Selasa 06 Nov 2018 11:33 WIB

Tanda Mencairnya Hubungan Israel dengan Negara Arab

Sebagian besar negara Arab menghindari hubungan dengan Israel.

Rep: Marniati/ Red: Nur Aini
Bendera Israel (ilustrasi)
Foto: Antara
Bendera Israel (ilustrasi)

REPUBLIKA.CO.ID, YERUSALEM -- Akhir bulan lalu, Perdana Menteri Israel, Benjamin Netanyahu dan istrinya bertemu dengan Sultan Oman. Itu adalah kunjungan pertama Israel dalam lebih dari dua dekade.

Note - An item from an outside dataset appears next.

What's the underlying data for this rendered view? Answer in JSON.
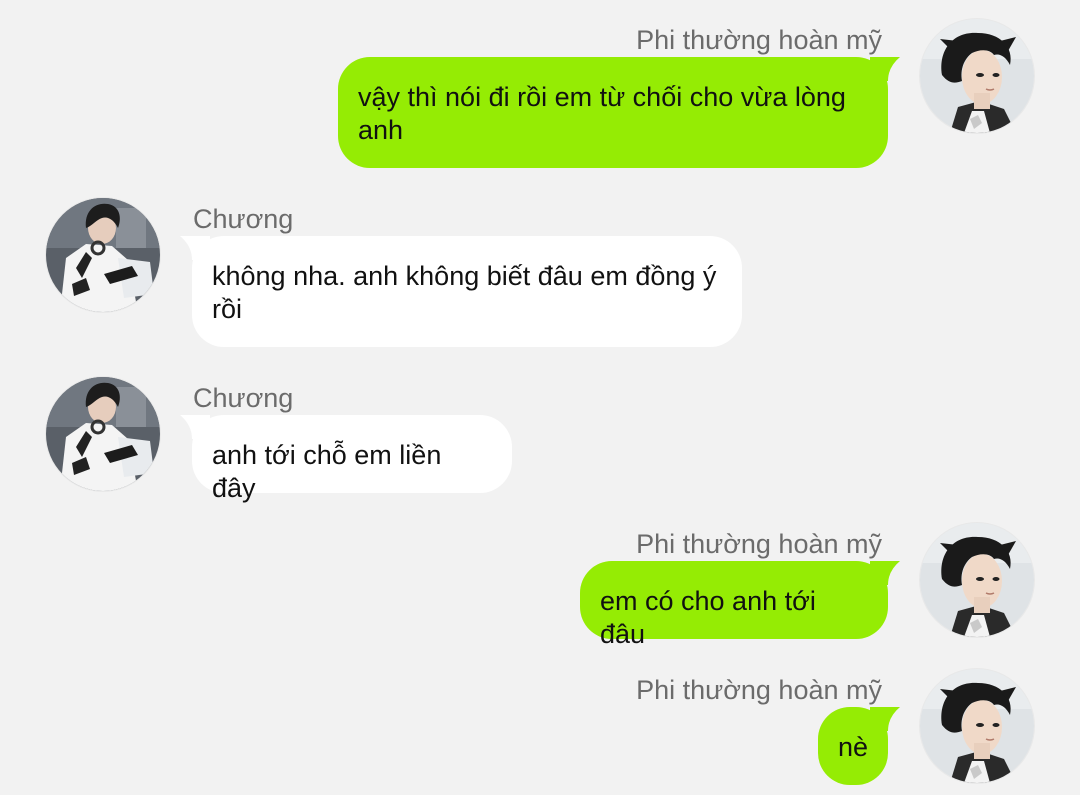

Dilansir BBC, Selasa (6/11), pertemuan kedua pemimpin tersebut berlangsung hangat. Netanyahu mengatakan kepada kabinetnya bahwa ia telah melakukan pembicaraan penting dengan Sultan Oman. Netanyahu menjanjikan banyak hal akan terjadi setelah pertemuan itu.

Pada saat yang sama, Menteri Olahraga dan Kebudayaan Israel, Miri Regev, berada di kontes judo internasional di Abu Dhabi, ibu kota Uni Emirat Arab (UEA). Dia menangis bahagia saat seorang atlet Israel memperoleh medali emas.  Lagu kebangsaan Israel pun diperdengarkan- sesuatu yang belum pernah terjadi sebelumnya di Semenanjung Arab.

Kemudian, seorang pejabat Israel lainnya berbicara tentang perdamaian dan keamanan di sebuah acara di Dubai. Dalam perkembangan terbaru, menteri transportasi Israel berada di ibukota Oman, Muscat. Ia mengusulkan jalur kereta api antara Israel dan negara-negara Arab.

Semua ini terlepas dari fakta bahwa Israel tidak memiliki hubungan diplomatik resmi dengan Oman atau UEA. Seperti sebagian besar dunia Arab, mereka secara historis menghindari hubungan dengan Israel, yang mengarah dalam serangkaian perang Arab-Israel.

"Kunjungan ini sangat penting untuk mencairkan hubungan. Orang-orang Arab Teluk dan pejabat Israel telah mengadakan pertemuan selama bertahun-tahun - mereka saling mengenal - tetapi ada keengganan untuk mengambil langkah lain ini. Sekarang itu berubah,"  kata mantan diplomat Israel, Dore Gold.

Alasan utamanya adalah kekhawatiran bersama atas Iran. Israel, seperti banyak negara Teluk Arab, khawatir tentang ambisi Iran. Mereka melihat Iran sebagai kekuatan destabilisasi di Timur Tengah.

Teheran  terlibat langsung dalam konflik di Suriah dan Irak, dan mendukung pemberontak yang berperang di Yaman. Iran juga mendukung kelompok militan seperti Hizbullah di Lebanon dan Jihad Islam Palestina.

Pemerintah Trump -yang juga berusaha menahan Iran -sangat mendukung hubungan yang lebih erat antara sekutu AS di Teluk dan Israel. Namun, warga Palestina khawatir dengan aliansi baru tersebut. Hubungan tersebut justru berkembang saat Presiden Trump berjanji untuk mengakhiri konflik Palestina Israel.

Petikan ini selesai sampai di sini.